Lalu, apa saja catatan reputasi dan prestasi Simon Nahak? Rakyat Malaka mencatat. Mereka merekam jejak sejarah ahli hukum ini dari waktu ke waktu 5 tahun belakangan ini. Dibandingkan dengan catatan prestasi dan reputasi Bupati Perdana Malaka dr. Stef Bria Seran MPH, rakyat Malaka pun tahu pasti. Mereka mahfum. Mereka sanggup menimbang.
Meski kepemimpinan politik dr. Stef Bria Seran MPH, telah sangat lama berlalu, tetapi kenangan akan dirinya tidak pernah sirna. Sulit dilupakan, mengingat sederetan gebrakan, loncatan dan warta jurnalis Malaka pada saat itu cukup riuh.
Ketika kabupaten nun jauh di selatan Timor itu, dipimpin dokter yang dikenal tegas, lugas, lurus dan cerdas itu, nyaris tak pernah sepi dari kabar dan diskusi di antara lawan maupun kawan politik. Tiada hari tanpa mereka berbicara Malaka.
Laporan terkini yang diperoleh dari lapangan menyebutkan dengan jelas tentang pentingnya menengok catatan sejarah yang membiduki arah dukungan politik rakyat Malaka. Sahabat jurnalis kritis, Frido Raebessi, dari Betun menyebutkan, arus swing voters dan split voters mengalir bolak balik bagai air sungai Benenain.

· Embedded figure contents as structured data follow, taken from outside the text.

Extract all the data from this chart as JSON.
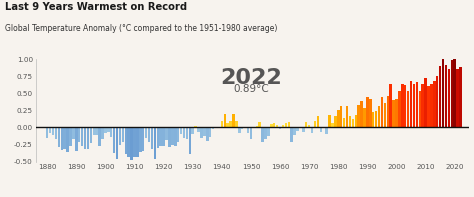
{
  "title": "Last 9 Years Warmest on Record",
  "ylabel": "Global Temperature Anomaly (°C compared to the 1951-1980 average)",
  "annotation_year": "2022",
  "annotation_temp": "0.89°C",
  "ylim": [
    -0.5,
    1.0
  ],
  "years": [
    1880,
    1881,
    1882,
    1883,
    1884,
    1885,
    1886,
    1887,
    1888,
    1889,
    1890,
    1891,
    1892,
    1893,
    1894,
    1895,
    1896,
    1897,
    1898,
    1899,
    1900,
    1901,
    1902,
    1903,
    1904,
    1905,
    1906,
    1907,
    1908,
    1909,
    1910,
    1911,
    1912,
    1913,
    1914,
    1915,
    1916,
    1917,
    1918,
    1919,
    1920,
    1921,
    1922,
    1923,
    1924,
    1925,
    1926,
    1927,
    1928,
    1929,
    1930,
    1931,
    1932,
    1933,
    1934,
    1935,
    1936,
    1937,
    1938,
    1939,
    1940,
    1941,
    1942,
    1943,
    1944,
    1945,
    1946,
    1947,
    1948,
    1949,
    1950,
    1951,
    1952,
    1953,
    1954,
    1955,
    1956,
    1957,
    1958,
    1959,
    1960,
    1961,
    1962,
    1963,
    1964,
    1965,
    1966,
    1967,
    1968,
    1969,
    1970,
    1971,
    1972,
    1973,
    1974,
    1975,
    1976,
    1977,
    1978,
    1979,
    1980,
    1981,
    1982,
    1983,
    1984,
    1985,
    1986,
    1987,
    1988,
    1989,
    1990,
    1991,
    1992,
    1993,
    1994,
    1995,
    1996,
    1997,
    1998,
    1999,
    2000,
    2001,
    2002,
    2003,
    2004,
    2005,
    2006,
    2007,
    2008,
    2009,
    2010,
    2011,
    2012,
    2013,
    2014,
    2015,
    2016,
    2017,
    2018,
    2019,
    2020,
    2021,
    2022
  ],
  "anomalies": [
    -0.16,
    -0.08,
    -0.11,
    -0.17,
    -0.28,
    -0.33,
    -0.31,
    -0.36,
    -0.27,
    -0.17,
    -0.35,
    -0.22,
    -0.27,
    -0.31,
    -0.32,
    -0.23,
    -0.11,
    -0.11,
    -0.27,
    -0.17,
    -0.08,
    -0.07,
    -0.14,
    -0.37,
    -0.47,
    -0.26,
    -0.22,
    -0.39,
    -0.43,
    -0.48,
    -0.43,
    -0.44,
    -0.36,
    -0.35,
    -0.15,
    -0.22,
    -0.31,
    -0.46,
    -0.3,
    -0.27,
    -0.27,
    -0.19,
    -0.28,
    -0.26,
    -0.27,
    -0.22,
    -0.1,
    -0.15,
    -0.17,
    -0.39,
    -0.09,
    0.02,
    -0.07,
    -0.16,
    -0.13,
    -0.2,
    -0.14,
    -0.02,
    0.0,
    -0.01,
    0.09,
    0.2,
    0.07,
    0.09,
    0.2,
    0.09,
    -0.08,
    -0.03,
    0.0,
    -0.08,
    -0.17,
    -0.01,
    0.02,
    0.08,
    -0.21,
    -0.17,
    -0.12,
    0.05,
    0.07,
    0.03,
    -0.03,
    0.04,
    0.06,
    0.08,
    -0.22,
    -0.11,
    -0.06,
    0.0,
    -0.07,
    0.08,
    0.04,
    -0.08,
    0.1,
    0.16,
    -0.07,
    -0.01,
    -0.1,
    0.18,
    0.07,
    0.16,
    0.26,
    0.32,
    0.14,
    0.31,
    0.16,
    0.12,
    0.18,
    0.33,
    0.39,
    0.29,
    0.44,
    0.41,
    0.22,
    0.24,
    0.31,
    0.45,
    0.35,
    0.46,
    0.63,
    0.4,
    0.42,
    0.54,
    0.63,
    0.62,
    0.54,
    0.68,
    0.64,
    0.66,
    0.54,
    0.64,
    0.72,
    0.61,
    0.64,
    0.68,
    0.75,
    0.9,
    1.01,
    0.92,
    0.85,
    0.98,
    1.02,
    0.85,
    0.89
  ],
  "xticks": [
    1880,
    1890,
    1900,
    1910,
    1920,
    1930,
    1940,
    1950,
    1960,
    1970,
    1980,
    1990,
    2000,
    2010,
    2020
  ],
  "yticks": [
    -0.5,
    -0.25,
    0.0,
    0.25,
    0.5,
    0.75,
    1.0
  ],
  "bg_color": "#f7f3ee",
  "title_color": "#1a1a1a",
  "subtitle_color": "#333333",
  "zero_line_color": "#111111",
  "annotation_year_color": "#444444",
  "annotation_temp_color": "#444444"
}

Tetapi, kata Frido, kenangan selalu padanya mengundang gugatan serentak kerinduan. Gugatan karena ada bandingan, tetapi kerinduan karena ada undangan untuk segera kembali memberesi situasi Malaka.
Arus lawan politik lama, katanya, mengalir kembali mendukung dr. Stef Bria Seran. Sedangkan, barisan Simon Nahak, kini merapatkan barisan di tengah kembara dia mencari dukungan partai politik. Lalu Kim Taolin, juga bergelora dengan kaumnya.
Satu hal yang pasti diketahui dan diakui, bahwa Malaka banyak berubah sejak Malaka dipimpin Bupati Perdana Malaka, dr. Stef Bria Seran MPH. Bupati Dr. Simon Nahak, juga mengukir perubahan di Betun.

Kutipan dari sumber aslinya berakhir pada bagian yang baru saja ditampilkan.